The focus on teenagers was interesting, particularly in light of an overall decrease in the number of teenage parents. In New York, the number of teenagers having children has fallen by almost 40 percent since 1996; the number of abortions has decreased by more than 16 percent. These statistics reflect national trends; according to the National Campaign to Prevent Teen and Unplanned Pregnancy, the teen birth rate declined by 6% in 2009 and is now at a “record low.”
It sounds like New York City is already on track to providing quality, fact-based sex education to its public school students. Condoms are available in the health offices of each high school, and the city health department offers a guide to clinics where teens can get affordable medical care and contraception. Of course, just because teens have the ability to get contraception doesn’t mean they’ll actually use it – something that is true in every age group – but it’s still a positive and realistic step for the city to take.

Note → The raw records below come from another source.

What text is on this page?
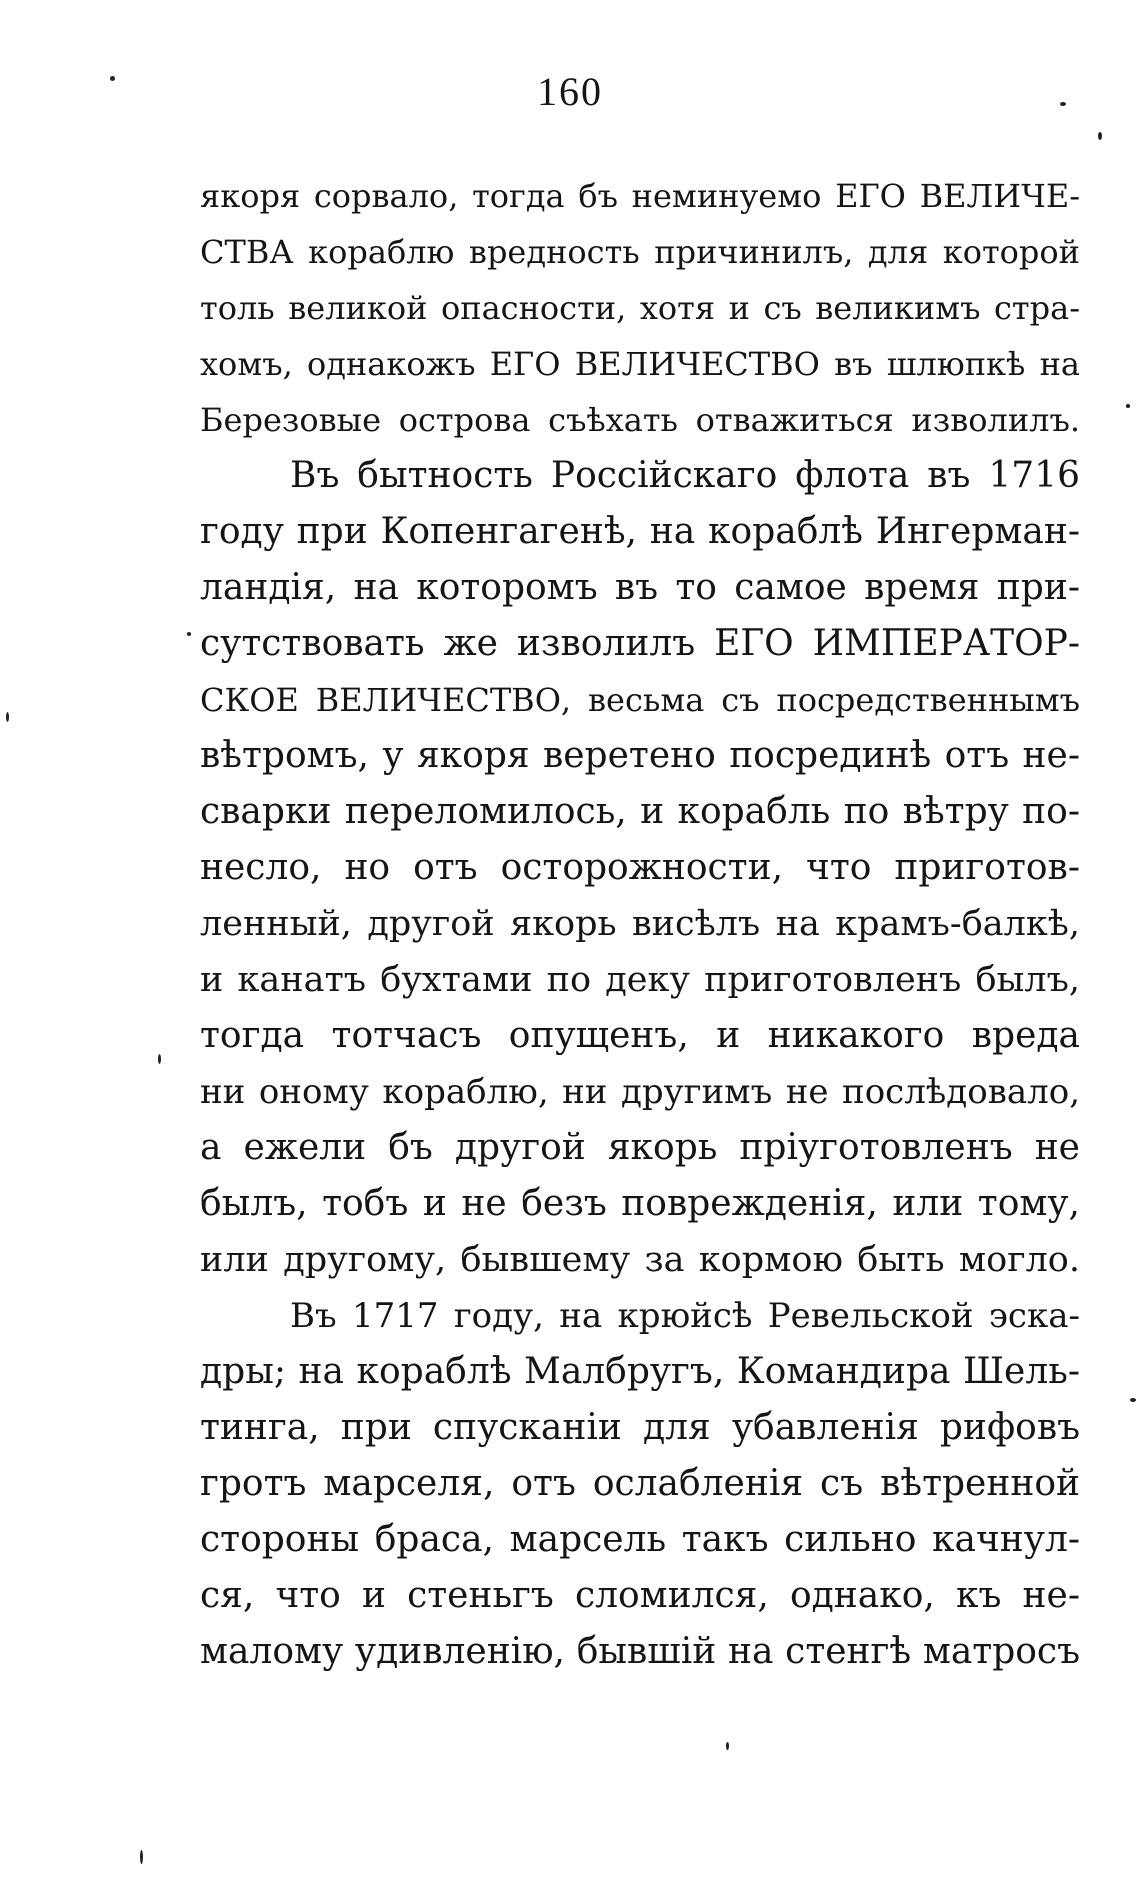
160
якоря сорвало, тогда бъ неминуемо ЕГО ВЕЛИЧЕ-
СТВА кораблю вредность причинилъ, для которой
толь великой опасности, хотя и съ великимъ стра-
хомъ, однакожъ ЕГО ВЕЛИЧЕСТВО въ шлюпкѣ на
Березовые острова съѣхать отважиться изволилъ.
Въ бытность Россійскаго флота въ 1716
году при Копенгагенѣ, на кораблѣ Ингерман-
ландія, на которомъ въ то самое время при-
сутствовать же изволилъ ЕГО ИМПЕРАТОР-
СКОЕ ВЕЛИЧЕСТВО, весьма съ посредственнымъ
вѣтромъ, у якоря веретено посрединѣ отъ не-
сварки переломилось, и корабль по вѣтру по-
несло, но отъ осторожности, что приготов-
ленный, другой якорь висѣлъ на крамъ-балкѣ,
и канатъ бухтами по деку приготовленъ былъ,
тогда тотчасъ опущенъ, и никакого вреда
ни оному кораблю, ни другимъ не послѣдовало,
а ежели бъ другой якорь пріуготовленъ не
былъ, тобъ и не безъ поврежденія, или тому,
или другому, бывшему за кормою быть могло.
Въ 1717 году, на крюйсѣ Ревельской эска-
дры; на кораблѣ Малбругъ, Командира Шель-
тинга, при спусканіи для убавленія рифовъ
гротъ марселя, отъ ослабленія съ вѣтренной
стороны браса, марсель такъ сильно качнул-
ся, что и стеньгъ сломился, однако, къ не-
малому удивленію, бывшій на стенгѣ матросъ
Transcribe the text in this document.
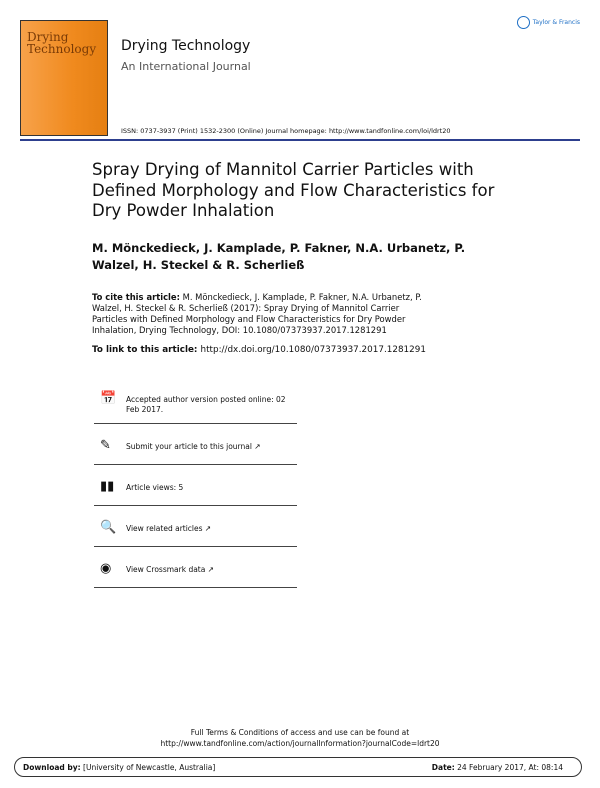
Drying Technology Drying Technology
An International Journal
Taylor & Francis
ISSN: 0737-3937 (Print) 1532-2300 (Online) Journal homepage: http://www.tandfonline.com/loi/ldrt20
Spray Drying of Mannitol Carrier Particles with Defined Morphology and Flow Characteristics for Dry Powder Inhalation
M. Mönckedieck, J. Kamplade, P. Fakner, N.A. Urbanetz, P. Walzel, H. Steckel & R. Scherließ
To cite this article: M. Mönckedieck, J. Kamplade, P. Fakner, N.A. Urbanetz, P. Walzel, H. Steckel & R. Scherließ (2017): Spray Drying of Mannitol Carrier Particles with Defined Morphology and Flow Characteristics for Dry Powder Inhalation, Drying Technology, DOI: 10.1080/07373937.2017.1281291
To link to this article: http://dx.doi.org/10.1080/07373937.2017.1281291
📅 Accepted author version posted online: 02 Feb 2017.
✎	Submit your article to this journal ↗
▮▮ Article views: 5
🔍 View related articles ↗
◉	View Crossmark data ↗
Full Terms & Conditions of access and use can be found at
http://www.tandfonline.com/action/journalInformation?journalCode=ldrt20
Download by: [University of Newcastle, Australia]	Date: 24 February 2017, At: 08:14
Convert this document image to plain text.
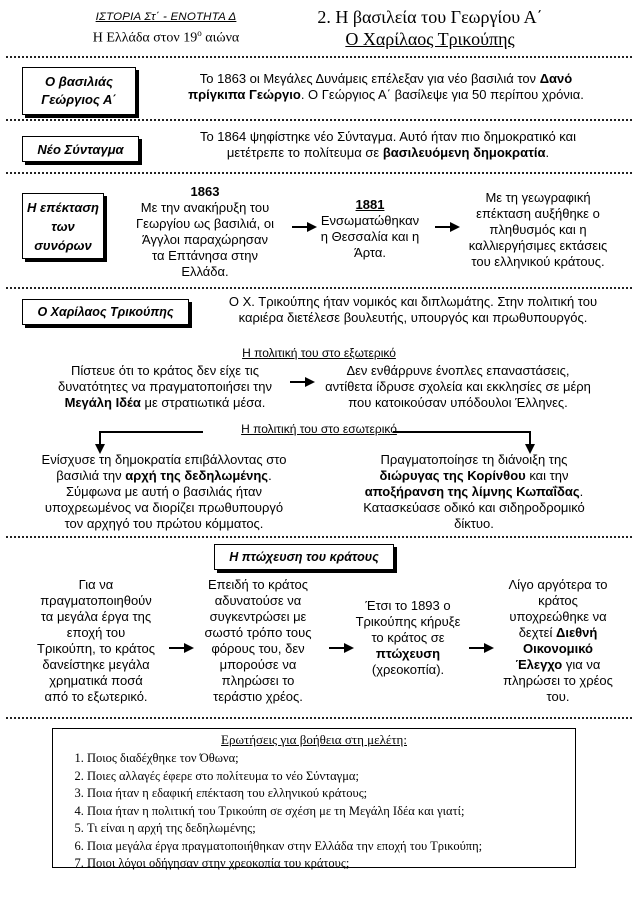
ΙΣΤΟΡΙΑ Στ΄ - ΕΝΟΤΗΤΑ Δ
Η Ελλάδα στον $19^o$ αιώνα
2. Η βασιλεία του Γεωργίου Α΄
Ο Χαρίλαος Τρικούπης
Ο βασιλιάς
Γεώργιος Α΄
Το 1863 οι Μεγάλες Δυνάμεις επέλεξαν για νέο βασιλιά τον Δανό
πρίγκιπα Γεώργιο. Ο Γεώργιος Α΄ βασίλεψε για 50 περίπου χρόνια.
Νέο Σύνταγμα
Το 1864 ψηφίστηκε νέο Σύνταγμα. Αυτό ήταν πιο δημοκρατικό και
μετέτρεπε το πολίτευμα σε βασιλευόμενη δημοκρατία.
Η επέκταση
των
συνόρων
1863
Με την ανακήρυξη του
Γεωργίου ως βασιλιά, οι
Άγγλοι παραχώρησαν
τα Επτάνησα στην
Ελλάδα.
1881
Ενσωματώθηκαν
η Θεσσαλία και η
Άρτα.
Με τη γεωγραφική
επέκταση αυξήθηκε ο
πληθυσμός και η
καλλιεργήσιμες εκτάσεις
του ελληνικού κράτους.
Ο Χαρίλαος Τρικούπης
Ο Χ. Τρικούπης ήταν νομικός και διπλωμάτης. Στην πολιτική του
καριέρα διετέλεσε βουλευτής, υπουργός και πρωθυπουργός.
Η πολιτική του στο εξωτερικό
Πίστευε ότι το κράτος δεν είχε τις
δυνατότητες να πραγματοποιήσει την
Μεγάλη Ιδέα με στρατιωτικά μέσα.
Δεν ενθάρρυνε ένοπλες επαναστάσεις,
αντίθετα ίδρυσε σχολεία και εκκλησίες σε μέρη
που κατοικούσαν υπόδουλοι Έλληνες.
Η πολιτική του στο εσωτερικό
Ενίσχυσε τη δημοκρατία επιβάλλοντας στο
βασιλιά την αρχή της δεδηλωμένης.
Σύμφωνα με αυτή ο βασιλιάς ήταν
υποχρεωμένος να διορίζει πρωθυπουργό
τον αρχηγό του πρώτου κόμματος.
Πραγματοποίησε τη διάνοιξη της
διώρυγας της Κορίνθου και την
αποξήρανση της λίμνης Κωπαΐδας.
Κατασκεύασε οδικό και σιδηροδρομικό
δίκτυο.
Η πτώχευση του κράτους
Για να
πραγματοποιηθούν
τα μεγάλα έργα της
εποχή του
Τρικούπη, το κράτος
δανείστηκε μεγάλα
χρηματικά ποσά
από το εξωτερικό.
Επειδή το κράτος
αδυνατούσε να
συγκεντρώσει με
σωστό τρόπο τους
φόρους του, δεν
μπορούσε να
πληρώσει το
τεράστιο χρέος.
Έτσι το 1893 ο
Τρικούπης κήρυξε
το κράτος σε
πτώχευση
(χρεοκοπία).
Λίγο αργότερα το
κράτος
υποχρεώθηκε να
δεχτεί Διεθνή
Οικονομικό
Έλεγχο για να
πληρώσει το χρέος
του.
Ερωτήσεις για βοήθεια στη μελέτη:
1. Ποιος διαδέχθηκε τον Όθωνα;
2. Ποιες αλλαγές έφερε στο πολίτευμα το νέο Σύνταγμα;
3. Ποια ήταν η εδαφική επέκταση του ελληνικού κράτους;
4. Ποια ήταν η πολιτική του Τρικούπη σε σχέση με τη Μεγάλη Ιδέα και γιατί;
5. Τι είναι η αρχή της δεδηλωμένης;
6. Ποια μεγάλα έργα πραγματοποιήθηκαν στην Ελλάδα την εποχή του Τρικούπη;
7. Ποιοι λόγοι οδήγησαν στην χρεοκοπία του κράτους;
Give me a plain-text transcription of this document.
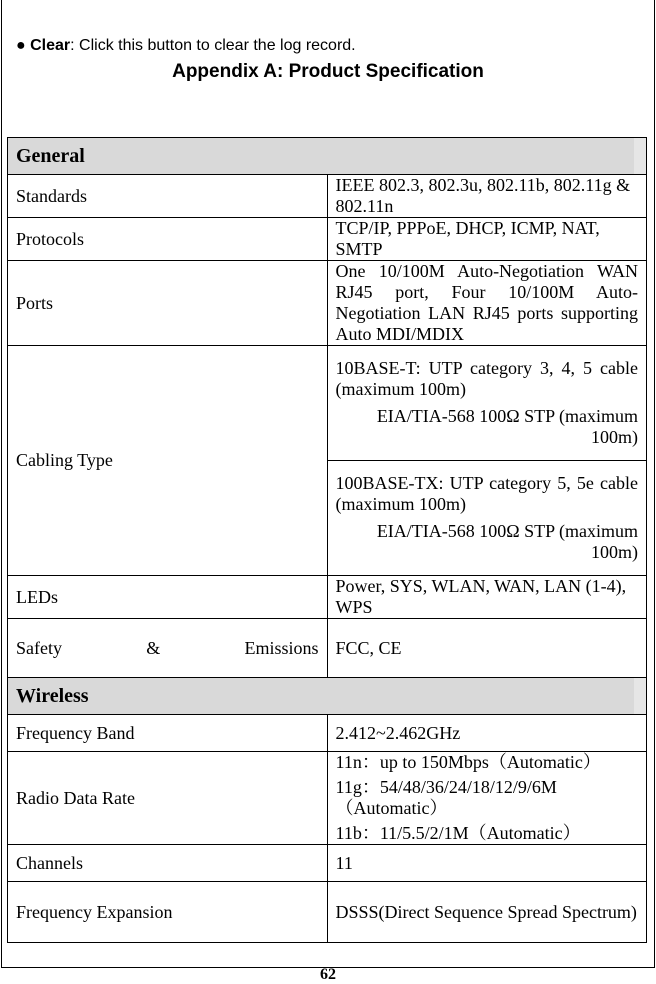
● Clear: Click this button to clear the log record.
Appendix A: Product Specification
General	
Standards	IEEE 802.3, 802.3u, 802.11b, 802.11g & 802.11n
Protocols	TCP/IP, PPPoE, DHCP, ICMP, NAT, SMTP
Ports	One 10/100M Auto-Negotiation WAN RJ45 port, Four 10/100M Auto-Negotiation LAN RJ45 ports supporting Auto MDI/MDIX
Cabling Type	10BASE-T: UTP category 3, 4, 5 cable (maximum 100m)
EIA/TIA-568 100Ω STP (maximum 100m)

	100BASE-TX: UTP category 5, 5e cable (maximum 100m)
EIA/TIA-568 100Ω STP (maximum 100m)

LEDs	Power, SYS, WLAN, WAN, LAN (1-4), WPS
Safety & Emissions	FCC, CE
Wireless	
Frequency Band	2.412~2.462GHz
Radio Data Rate	11n：up to 150Mbps（Automatic）
11g：54/48/36/24/18/12/9/6M（Automatic）
11b：11/5.5/2/1M（Automatic）

Channels	11
Frequency Expansion	DSSS(Direct Sequence Spread Spectrum)
62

Not everyone sees it that way, unfortunately. Leslie Díaz, the wife of New York State Senator Rubén Díaz, claimed that handing out condoms to teenagers promotes promiscuity – even though she also supports decreasing the number of abortions. So, how exactly will that happen by demonizing contraception? OK, that’s a rhetorical question – and anyway, a better response can be found from the always-relevant Donna Martin, who offers these timeless words on the importance of making condoms available to teens:
“It’s like if you have a swimming pool in your backyard, you can tell your children not to go in it, you can even build a fence around it, but if you know that they’re going to find a way in to that water, don’t you think you ought to teach those kids how to swim?”